Brace for the return of one of the crypto industry’s most contentious fundraising tools.

They’re called community rounds — a new take on initial coin offerings — and they’re poised to surge in 2025, say pundits.

During their heyday in 2017 and 2018, ICOs raked in roughly $13 billion across more than 2,000 crypto projects, according to data from ICObench.

Given their speed, heady sums, and low barrier to entry, ICOs also became popular tools for fraud. Projects marketed their wares via technical documents, urging punters to send crypto to the project’s address. In exchange, they received the project’s token.

At least $1.3 billion was lost to scams, according to Statis Group. Dozens of enforcement actions followed.

Sid Powell, CEO and co-founder of Maple Finance, says history won’t repeat itself.

“ICOs have evolved. The old days of just sending ETH to an address based on a white paper are unlikely to come back again,” Powell told DL News. “We’re also now in a very different environment than in 2017.”

MegaLabs

As crypto hurdles into another bull market, this ultra-fast fundraising type is already making waves.

MegaLabs, the developer team behind the layer-2 network MegaETH, raised $10 million on December 13. Investors bought equity as well as token warrants, according to The Block, via the crowdfunding platform Echo.

It raised that sum in roughly three minutes.

“It felt like an ICO,” said Shuyao Kong, MegaLabs co-founder tweeted.

Fraud

Like traditional capital raises, funds supported ICOs’ development.

Some projects made off better than others.

EOS, an early attempt at dethroning Ethereum, raised $4.2 billion in 2017. The token powering the crypto browser Brave raised $35 million in just 30 seconds before concluding.

Between 2013 and 2022, the Securities and Exchange Commission issued 70 different enforcement actions related to ICOs, according to economics consultancy Cornerstone Research.

Tokens are the best way to unify a community, and ICOs are the best way to democratize access to a community. Always have been.

— Stani (@StaniKulechov) December 15, 2024

So long airdrops?

ICOs also offer an alternative — some argue better — way of galvanising a community of people around a crypto project.

Before a token is launched, a project may give users points for doing certain actions, like regularly chatting in its Discord or promoting the project on social media. Those points represent an allocation in the token once launched via an airdrop.

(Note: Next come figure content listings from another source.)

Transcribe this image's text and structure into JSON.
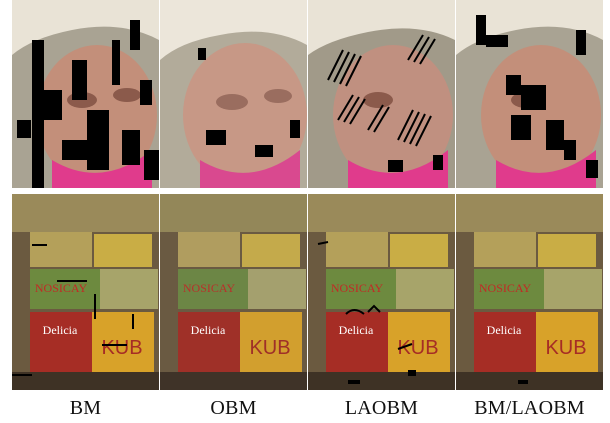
{
  "figure": {
    "labels": [
      "BM",
      "OBM",
      "LAOBM",
      "BM/LAOBM"
    ],
    "rows": [
      {
        "content": "face crop with hat",
        "methods": [
          "BM",
          "OBM",
          "LAOBM",
          "BM/LAOBM"
        ]
      },
      {
        "content": "wall of printed tins and posters",
        "methods": [
          "BM",
          "OBM",
          "LAOBM",
          "BM/LAOBM"
        ]
      }
    ]
  }
}
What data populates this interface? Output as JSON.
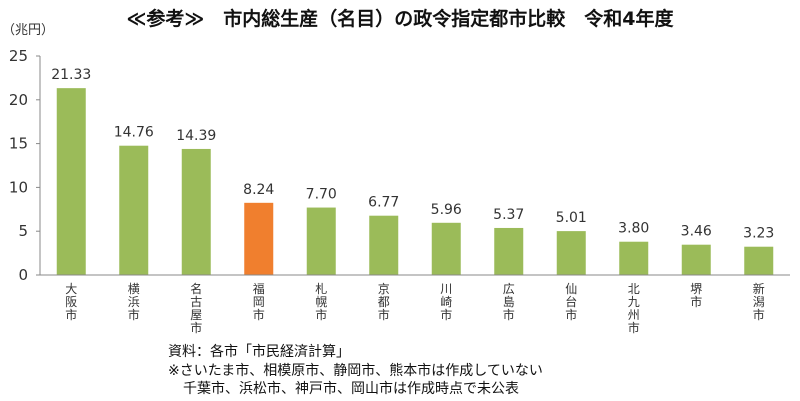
{
  "chart_data": {
    "type": "bar",
    "title": "≪参考≫　市内総生産（名目）の政令指定都市比較　令和4年度",
    "ylabel": "（兆円）",
    "xlabel": "",
    "ylim": [
      0,
      25
    ],
    "yticks": [
      0,
      5,
      10,
      15,
      20,
      25
    ],
    "grid": false,
    "categories": [
      "大阪市",
      "横浜市",
      "名古屋市",
      "福岡市",
      "札幌市",
      "京都市",
      "川崎市",
      "広島市",
      "仙台市",
      "北九州市",
      "堺市",
      "新潟市"
    ],
    "values": [
      21.33,
      14.76,
      14.39,
      8.24,
      7.7,
      6.77,
      5.96,
      5.37,
      5.01,
      3.8,
      3.46,
      3.23
    ],
    "value_labels": [
      "21.33",
      "14.76",
      "14.39",
      "8.24",
      "7.70",
      "6.77",
      "5.96",
      "5.37",
      "5.01",
      "3.80",
      "3.46",
      "3.23"
    ],
    "highlight": "福岡市"
  },
  "colors": {
    "bar": "#9BBB59",
    "highlight": "#F07F2E",
    "axis": "#888888",
    "text": "#333333"
  },
  "footnotes": {
    "source": "資料：各市「市民経済計算」",
    "note_line1": "※さいたま市、相模原市、静岡市、熊本市は作成していない",
    "note_line2": "千葉市、浜松市、神戸市、岡山市は作成時点で未公表"
  }
}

However, the mechanism is notoriously gamed by professional bot farms, which means tokens aren’t often evenly distributed.

One farmer earned 400,000 Magic Eden tokens, worth roughly $2 million, when the NFT platform launched its token in December.

WOW

Someone farmed 1350 wallets for @MagicEden airdrop & got 400,000 $ME

Currently worth ~$2.05M sent to Binance

Respect 🫡 pic.twitter.com/B3r13EK8OP

— tobi (@tobific) December 11, 2024

With few exceptions, Ivan said that free tokens via so-called airdrops don’t generate the same zealous followers projects want.

“Free stuff doesn’t hit as hard as something you decided to buy. If it was your conscious decision to part with real money for the sake of some other asset, that is it,” he told DL News. “You will nurture it more.”

The MegaLabs raise on Echo also capped how much one individual could invest, allowing more investors to join the fray.

Powell expects this format of capital raise to appear more in the new year.

“There’s less likely to be farmers gaming the system, and you can control the distribution to enable even allocations,” he said.

Unlike the ICOs of yore, Powell also predicts more stringent investor protections.

While President-elect Donald Trump has made audacious promises to the crypto industry, including launching a Bitcoin reserve and mining all BTC in the US, it was his administration that kicked off the ICO crackdown.

Former commissioner Jay Clayton, appointed by then-President Trump, established a specialised unit in 2017 to address the proliferation of fraudulent ICOs.

Adding guardrails

Instead of posting an Ethereum address and technical documents and waiting for the millions to roll in, this next wave of offerings will look different.

“We must acknowledge that the ICO model has historically carried substantial reputational and legal baggage,” Todd Ruoff, CEO of Autonomys, told DL News.

That doesn’t mean they should be tossed completely.

But this time, Ruoff suggested know-your-customer measures and disclosure agreements as guardrails.

“What you’re looking for here is a disclosure regime bespoke to how crypto works,” Bill Hughes, general counsel for Consensys, told DL News.

He pointed to SEC Commissioner Hester Peirce’s proposal for a safe-harbour mechanism in 2020. It would allow crypto projects to develop before being classified as an unregistered security.

“You probably won’t see any meaningful ICO activity until there is a safe harbour,” said Hughes.

Paul Atkins, the incoming commissioner to replace Gary Gensler, has already signalled his support for that proposal.

“Hopefully, we get something like that in place in the short to medium term,” Hughes added.